Barack Obama a rompu son silence mercredi sur la Libye, appelant le monde à s'unir contre une violence «scandaleuse», et donnant le coup d'envoi d'un effort diplomatique américain accru.

«La souffrance et le bain de sang sont scandaleux et inacceptables», a lancé depuis la Maison-Blanche le président des États-Unis, dont c'était la première déclaration à propos des violences en Libye depuis le début de la crise.

M. Obama a solennellement averti que le régime de Mouammar Kadhafi aurait à rendre compte de ses actes.

«Il doit être tenu responsable de son incapacité à honorer ses responsabilités, et il devra affronter les conséquences qu'entraînent les violations continues des droits de l'homme», a-t-il dit.

Il a également annoncé qu'Hillary Clinton, la chef de la diplomatie américaine, participerait lundi 28 février à une réunion au niveau ministériel du Conseil des droits de l'homme de l'ONU à Genève, l'occasion pour elle de multiplier les contacts avec ses homologues étrangers sur la Libye.

William Burns, le directeur politique de la diplomatie américaine, a été envoyé en tournée, notamment en Europe, afin de préparer ces entretiens.

«Au milieu d'une telle situation», a estimé M. Obama, «il est impératif que les nations et les peuples du monde entier s'expriment d'une seule et même voix et c'est à cela que nous travaillons».

Le président américain, qui commençait à être critiqué aux États-Unis pour sa réaction jugée trop mesurée aux événements, a également fait allusion au discours incendiaire prononcé la veille par le colonel Kadhafi.

Il a dénoncé, sans toutefois nommer le dictateur, «les menaces et les ordres de tirer sur des manifestants pacifiques, et de nouvelles punitions contre le peuple libyen».

Le dirigeant de Tripoli avait comparé mardi les manifestants à des «rats» devant être «capturés».

Plusieurs dirigeants européens, la chancelière allemande Angela Merkel en tête, avaient exprimé leur consternation à la suite de ces propos, tandis que les responsables américains refusaient de commenter le discours.
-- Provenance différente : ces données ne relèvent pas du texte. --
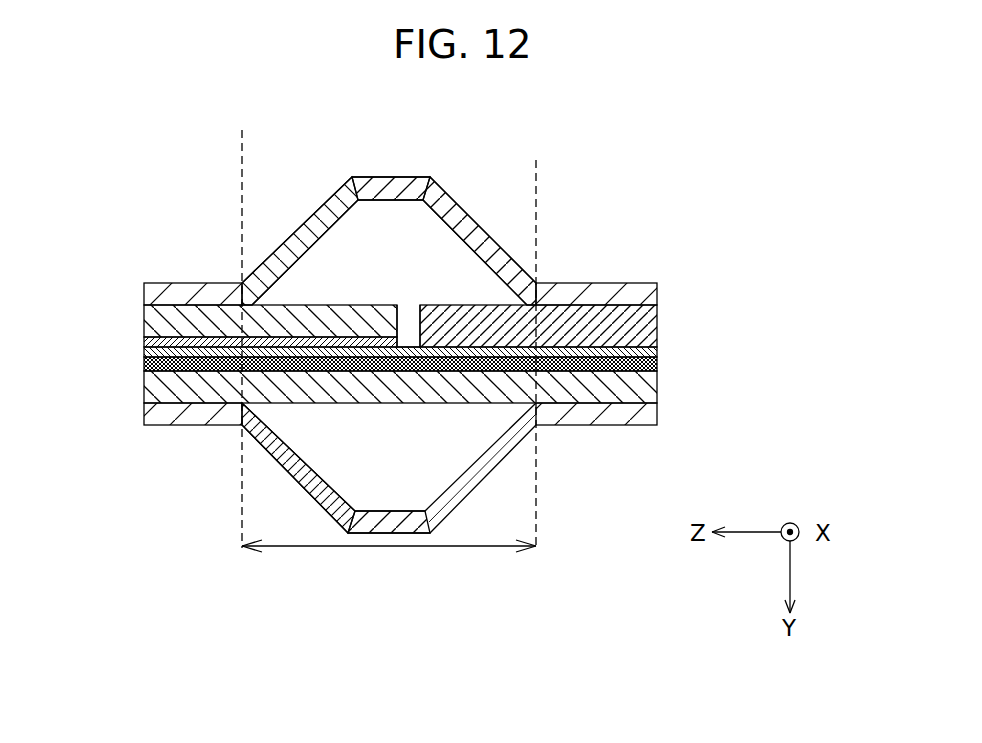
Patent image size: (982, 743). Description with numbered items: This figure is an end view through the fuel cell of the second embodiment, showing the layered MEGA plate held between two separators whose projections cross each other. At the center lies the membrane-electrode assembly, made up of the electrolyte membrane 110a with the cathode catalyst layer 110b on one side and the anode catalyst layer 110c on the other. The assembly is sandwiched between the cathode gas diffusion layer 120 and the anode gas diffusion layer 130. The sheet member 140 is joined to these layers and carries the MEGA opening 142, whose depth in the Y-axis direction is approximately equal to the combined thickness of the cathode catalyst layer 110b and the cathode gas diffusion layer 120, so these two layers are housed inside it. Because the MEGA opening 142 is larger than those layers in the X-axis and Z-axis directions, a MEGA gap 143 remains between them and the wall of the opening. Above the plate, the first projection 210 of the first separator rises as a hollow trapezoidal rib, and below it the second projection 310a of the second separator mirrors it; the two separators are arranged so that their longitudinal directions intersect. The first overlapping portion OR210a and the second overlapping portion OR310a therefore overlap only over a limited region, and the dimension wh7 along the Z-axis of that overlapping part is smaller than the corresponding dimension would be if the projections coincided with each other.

Comme Mme Clinton avant lui, Barack Obama a enfin souligné que la sécurité des Américains présents en Libye -environ 650 citoyens, ainsi qu'une cinquantaine de diplomates et membres de leurs familles - était la «première priorité» de l'administration.

Après deux jours d'attente, un certain nombre d'Américains ont embarqué mercredi sur un ferry affrété par le département d'État. Le navire, qui devait appareiller pour Malte, a été retenu provisoirement à Tripoli par la tempête.

Dans une montée en puissance progressive de la réaction américaine, le porte-parole du département, Philip Crowley, a également reconnu pour la première fois mercredi que «toute une gamme d'outils» était disponible dans le dossier libyen, y compris des «sanctions».

La prudence de l'administration avait été épinglée par plusieurs commentateurs dans la presse, ainsi que par l'ex-candidate à la vice-présidence Sarah Palin, égérie de la droite du parti républicain.

«Les États-Unis ne peuvent pas faire grand-chose pour changer la situation» en Libye, a pourtant affirmé à l'AFP Marina Ottaway, de la fondation Carnegie. L'imposition d'une zone d'exclusion aérienne, qui empêcherait l'aviation de Kadhafi de bombarder sa propre population, figure parmi les pistes évoquées à Washington. Mais même les promoteurs de cette idée reconnaissent que convaincre le Conseil de sécurité de l'ONU, puis l'OTAN, prendrait du temps.

Quant à des sanctions, Marina Ottaway juge que leur effet ne peut se faire sentir qu'à long terme: «Dans un cas comme celui-ci, qui va sans doute trouver une issue dans les quinze jours à venir, les sanctions ne changeraient rien».